İcra takip dosyasının incelenmesinde, davacının …. İcra Dairesinin … esas sayılı takip dosyasında faturadan kaynaklanan 26.091,22-TL asıl alacak 1.068,74-TL işlemiş faiz olmak üzere toplam 27.159,96-TL takip yapıldığı, ödeme emrinin 02/05/2019 tarihinde tebliğ edildiği, borçlunun da süresi içerisinde 03/05/2019 tarihinde borca itiraz ettiği, borca itirazla birlikte takibin durduğu, durdurma kararının alacaklı vekiline tebliğ edilmediği , dava İİK’nın 67. maddesi düzenlenen bir yıllık hakdüşürücü süre içinde açıldığı görülmüştür.
Mali bilirkişinin11/12/2019 tarihli 5 sayfadan ibaret raporunda özetle; davacı şirketin defterlerinin zamanında tasdik ettirildiğini, defterlerin usulüne uygun bir şekilde tutulduğunu, davacı şirketin davalı hesaplarını … hesap koduyla takip ettiğini, davalı şirketin ticari defter ve belgelerini Mahkemeye sunmadığını, ödeme emrine konu irsaliyeli faturaların davalı tarafından …, …, … ve … isimli kişilerin imzalarına tebliğ edildiğini, dosyada herhangi bir ihtarın olmadığını, sözleşmede borcun ifa edileceği günün taraflarca belirlenmediğini, davalının mütemerrid olmadığının tespit edildiğini, bu yüzden herhangi bir faiz hesaplamasına gerek olmadığını, davacının da davalıdan ödeme emrinde temerrüt faizi isteyemeyeceğini, davacının davalıdan 26.091,22 TL alacağının olduğunu belirtmiştir.

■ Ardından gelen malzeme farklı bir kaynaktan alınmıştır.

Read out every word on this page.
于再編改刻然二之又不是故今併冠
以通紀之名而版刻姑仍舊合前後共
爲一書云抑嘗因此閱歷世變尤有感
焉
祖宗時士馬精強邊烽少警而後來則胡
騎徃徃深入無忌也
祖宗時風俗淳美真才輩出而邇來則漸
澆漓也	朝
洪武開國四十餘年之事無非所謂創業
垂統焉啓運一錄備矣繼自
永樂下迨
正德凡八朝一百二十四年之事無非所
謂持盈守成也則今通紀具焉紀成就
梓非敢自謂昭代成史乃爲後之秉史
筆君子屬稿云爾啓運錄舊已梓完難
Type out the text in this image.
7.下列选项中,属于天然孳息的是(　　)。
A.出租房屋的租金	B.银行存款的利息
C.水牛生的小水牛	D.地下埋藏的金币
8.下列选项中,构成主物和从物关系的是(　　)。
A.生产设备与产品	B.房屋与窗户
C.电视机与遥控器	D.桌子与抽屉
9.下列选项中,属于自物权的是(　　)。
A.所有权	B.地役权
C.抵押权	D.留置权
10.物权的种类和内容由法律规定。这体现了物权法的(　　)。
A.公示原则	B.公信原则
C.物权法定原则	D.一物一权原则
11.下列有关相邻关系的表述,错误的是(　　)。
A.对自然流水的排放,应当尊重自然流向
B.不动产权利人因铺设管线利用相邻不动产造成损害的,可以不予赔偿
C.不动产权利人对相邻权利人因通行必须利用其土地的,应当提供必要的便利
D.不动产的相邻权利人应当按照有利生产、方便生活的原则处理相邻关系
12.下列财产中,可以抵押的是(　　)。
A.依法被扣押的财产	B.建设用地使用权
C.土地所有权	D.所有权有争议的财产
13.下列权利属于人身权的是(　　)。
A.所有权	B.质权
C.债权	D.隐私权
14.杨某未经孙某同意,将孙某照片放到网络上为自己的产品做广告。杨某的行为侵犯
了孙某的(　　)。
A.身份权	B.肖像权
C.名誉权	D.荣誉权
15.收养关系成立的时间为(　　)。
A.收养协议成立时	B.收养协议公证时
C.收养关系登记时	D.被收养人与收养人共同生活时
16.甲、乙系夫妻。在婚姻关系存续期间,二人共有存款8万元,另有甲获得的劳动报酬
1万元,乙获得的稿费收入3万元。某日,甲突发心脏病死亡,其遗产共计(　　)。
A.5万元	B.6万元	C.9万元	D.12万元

Yasal dayanakları ortaya konularak yapılan bu açıklamalardan sonra somut olaya gelindiğinde; taraflar arasında ticari ilişki bulunduğu, dava konusu takibe ilişkin borç bakiyesi bulunduğu ve bu anlamda cari hesap borç ilişkisinin oluştuğu, davacının bu cari hesap alacağının tahsili istemiyle icra dosyasında takip yaptığı, davalının yasal süresi içerisinde yaptığı itiraz üzerine takibin durmasına karar verildiği, davacının alacağına dayanak olan faturaların davalıya tebliğ edildiği, faturaya itiraz olmadığı, davacı ticari defterlerini usulüne uygun tutulduğu faturaların davacının ticari defterlerinde kayıtlı bulunduğu, davacının faturaya dayanak malları davalıya teslim ettiğini ispat ettiği, davacının davasını tüm bu açıklamalarla ispatladığının kabulü gerektiği, her ne kadar icra takibinde davacının işlemiş faiz talebi olsa da, işlemiş faiz yönünden davalının temerrüde düşürülmediği, davacı tarafından davalıya ihtarname gönderilmediği, o halde davacı tarafın takip tarihinden önce işlemiş faiz talebinin yerinde olmadığı, nitekim Yargıtay 19. Hukuk Dairesinin 2018/1037Esas 2019/2322 Karar, 2017/3150 Esas 2019/647 Karar sayılı ilamlarının da bu doğrultu da olduğu, bu nedenle işlemiş faiz talebinin reddi gerektiği kanaatiyle davanın kısmen kabulüne karar verilerek,
İcra İnkar Tazminatı yönünden; dava konusu fatura alacağının önceden belirlenebilirlik, bilinebilirlik, hesap edilebilirlik vasfı ve dolayısıyla likit alacak niteliği taşıdığı, bu haliyle İİK’nın 67. maddesindeki koşullar gerçekleştiği görülmekle, davacının icra inkar tazminatı kabulü ile, alacağın % 20 si oranında icra inkar tazminatın davalıdan alınarak davacıya verilmesine karar verilerek aşağıdaki şekilde hüküm tahsis edilmiştir.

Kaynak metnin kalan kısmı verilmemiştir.